A noter que la loi de modernisation de l’agriculture et de la pêche de 2010 prévoyait déjà de rendre « obligatoire » « l’indication du pays d’origine » pour les produits agricoles et alimentaires « à l’état brut ou transformé ». Les décrets d’application n’ont jamais été signés… Autre proposition : indiquer de manière obligatoire l’origine nationale de la viande sur la carte des restaurants et en restauration collective scolaire.

Encadrer les « traders » de viande

Pour améliorer la traçabilité des viandes, les sénateurs entendent encadrer le travail des traders, ces négociants qui achètent la viande sous forme de « minerais ». Un dispositif d’agrément pour les intermédiaires intervenant dans le négoce pourrait être créé au niveau européen.

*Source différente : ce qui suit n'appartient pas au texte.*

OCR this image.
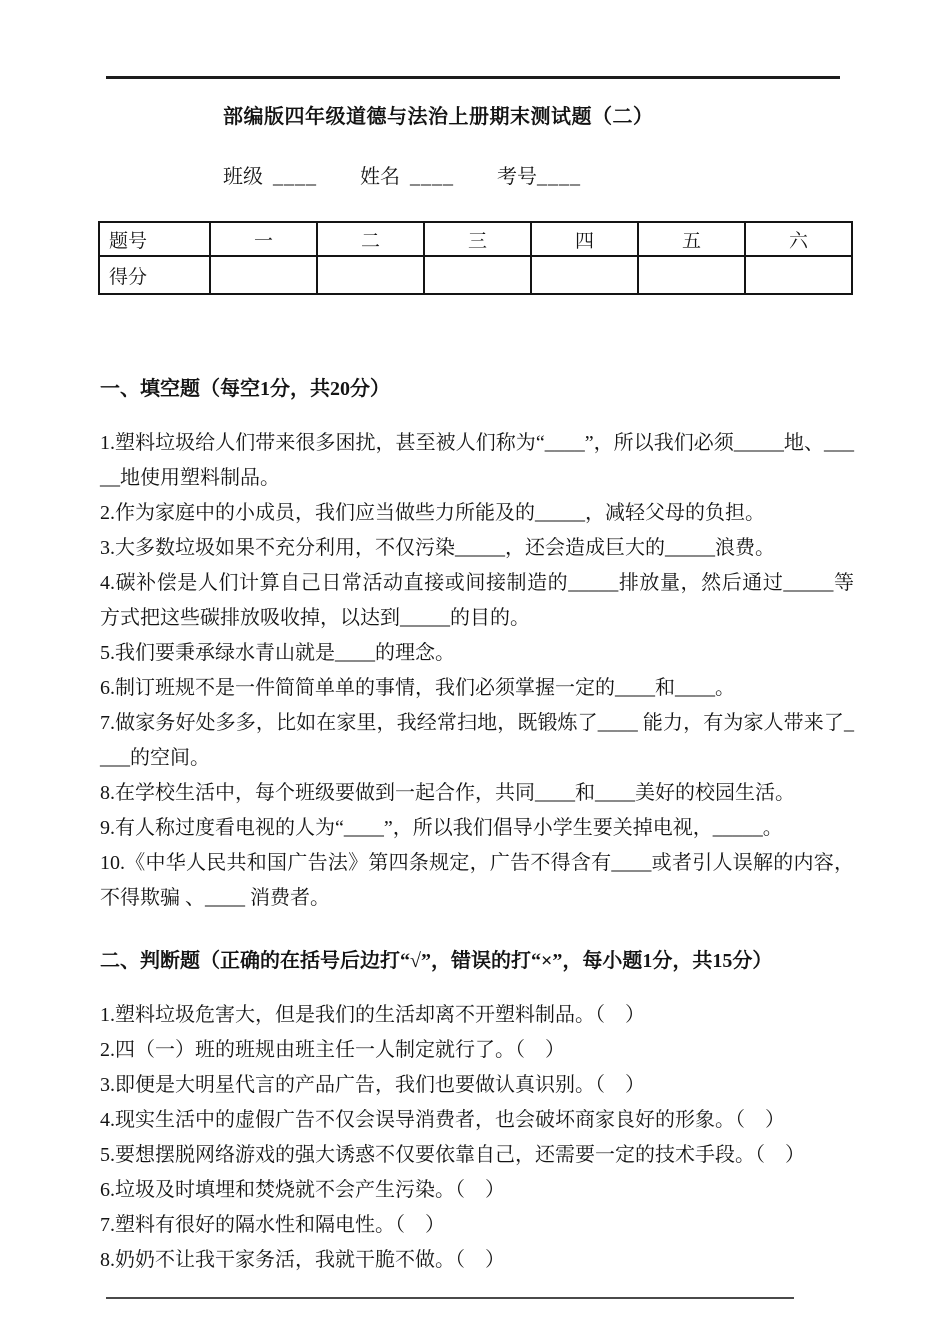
部编版四年级道德与法治上册期末测试题（二）
班级 ____ 姓名 ____ 考号____
题号	一	二	三	四	五	六
得分						
一、填空题（每空1分，共20分）

1.塑料垃圾给人们带来很多困扰，甚至被人们称为“____”，所以我们必须_____地、_____地使用塑料制品。

2.作为家庭中的小成员，我们应当做些力所能及的_____，减轻父母的负担。

3.大多数垃圾如果不充分利用，不仅污染_____，还会造成巨大的_____浪费。

4.碳补偿是人们计算自己日常活动直接或间接制造的_____排放量，然后通过_____等方式把这些碳排放吸收掉，以达到_____的目的。

5.我们要秉承绿水青山就是____的理念。

6.制订班规不是一件简简单单的事情，我们必须掌握一定的____和____。

7.做家务好处多多，比如在家里，我经常扫地，既锻炼了____ 能力，有为家人带来了____的空间。

8.在学校生活中，每个班级要做到一起合作，共同____和____美好的校园生活。

9.有人称过度看电视的人为“____”，所以我们倡导小学生要关掉电视，_____。

10.《中华人民共和国广告法》第四条规定，广告不得含有____或者引人误解的内容，不得欺骗 、____ 消费者。

二、判断题（正确的在括号后边打“√”，错误的打“×”，每小题1分，共15分）

1.塑料垃圾危害大，但是我们的生活却离不开塑料制品。（　）

2.四（一）班的班规由班主任一人制定就行了。（　）

3.即便是大明星代言的产品广告，我们也要做认真识别。（　）

4.现实生活中的虚假广告不仅会误导消费者，也会破坏商家良好的形象。（　）

5.要想摆脱网络游戏的强大诱惑不仅要依靠自己，还需要一定的技术手段。（　）

6.垃圾及时填埋和焚烧就不会产生污染。（　）

7.塑料有很好的隔水性和隔电性。（　）

8.奶奶不让我干家务活，我就干脆不做。（　）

Abattage rituel : étiquetage obligatoire

Les sénateurs se sont penchés sur l’abatage rituel pour la viande halal et casher. Ils en arrivent à cette idée : instaurer un étiquetage obligatoire du mode d’abattage, selon des modalités non stigmatisantes. L’interdiction de l’abattage sans étourdissement, nécessaire à un abattage rituel, est une piste écartée par la mission. La liberté de religion, garantie par la Constitution, implique le droit d’exercer son culte. La question du bien être de l’animal passe selon les sénateurs par des améliorations des techniques d’abattage.

Contrôles renforcés et sanctions durcies

Le travail des sénateurs ouvre de nombreuses pistes : stopper l’hémorragie des effectifs des services de contrôle relevant de la DGCCRF (Direction de la consommation et de la répression des fraudes) et de la DGLA (Direction générale de l’alimentation) ; le renfort des contrôles des établissements de transformation en particulier dans le secteur des plats préparés ; meilleur coopération européenne entre services de contrôle ; durcir les sanctions en cas de tromperie du consommateur.

Soutien à une filière menacée

La mission a constaté un réel risque d’affaiblissement de la filière viande. Elle propose de procéder à une application nationale de la PAC 2014-2020 qui amplifie la redistribution des aides vers l’élevage. Pour soutenir la filière, il conviendrait aussi d’appliquer le « choc de simplification », annoncé par François Hollande, au secteur agricole et agroalimentaire.

Le document de travail pointe aussi la course au prix bas. Les sénateurs pensent que la filière doit réussir à répercuter au consommateur final les hausses de charges pour que les maillons de la filière puissent vivre correctement de son travail. Plus difficile en temps de crise. La mission propose ainsi d’interdire la pratique des promotions à prix cassés, comparable à une forme de vente à perte, ou encore un double étiquetage des prix pour informer des prix payés au producteur. Globalement, la mission souligne l’importance d’améliorer la compétitivité de la filière.

Lutter contre le dumping social

La mission pointe aussi le dumping social pratiqué en Allemagne qui impacte la filière porc. La solution : réviser la directive européenne sur le détachement de travailleurs. Elle permet à un employeur d’envoyer un salarié dans un autre pays mais tout en conservant le niveau des charges du pays d’origine.

Alléger l’écotaxe poids lourds pour le secteur de l’élevage

Les sénateurs font enfin des propositions qui devraient déplaire aux écologistes : exonérer l’élevage à l’herbe de la taxe carbone et aménager l’écotaxe poids lourds afin d’en exonérer le secteur de l’élevage.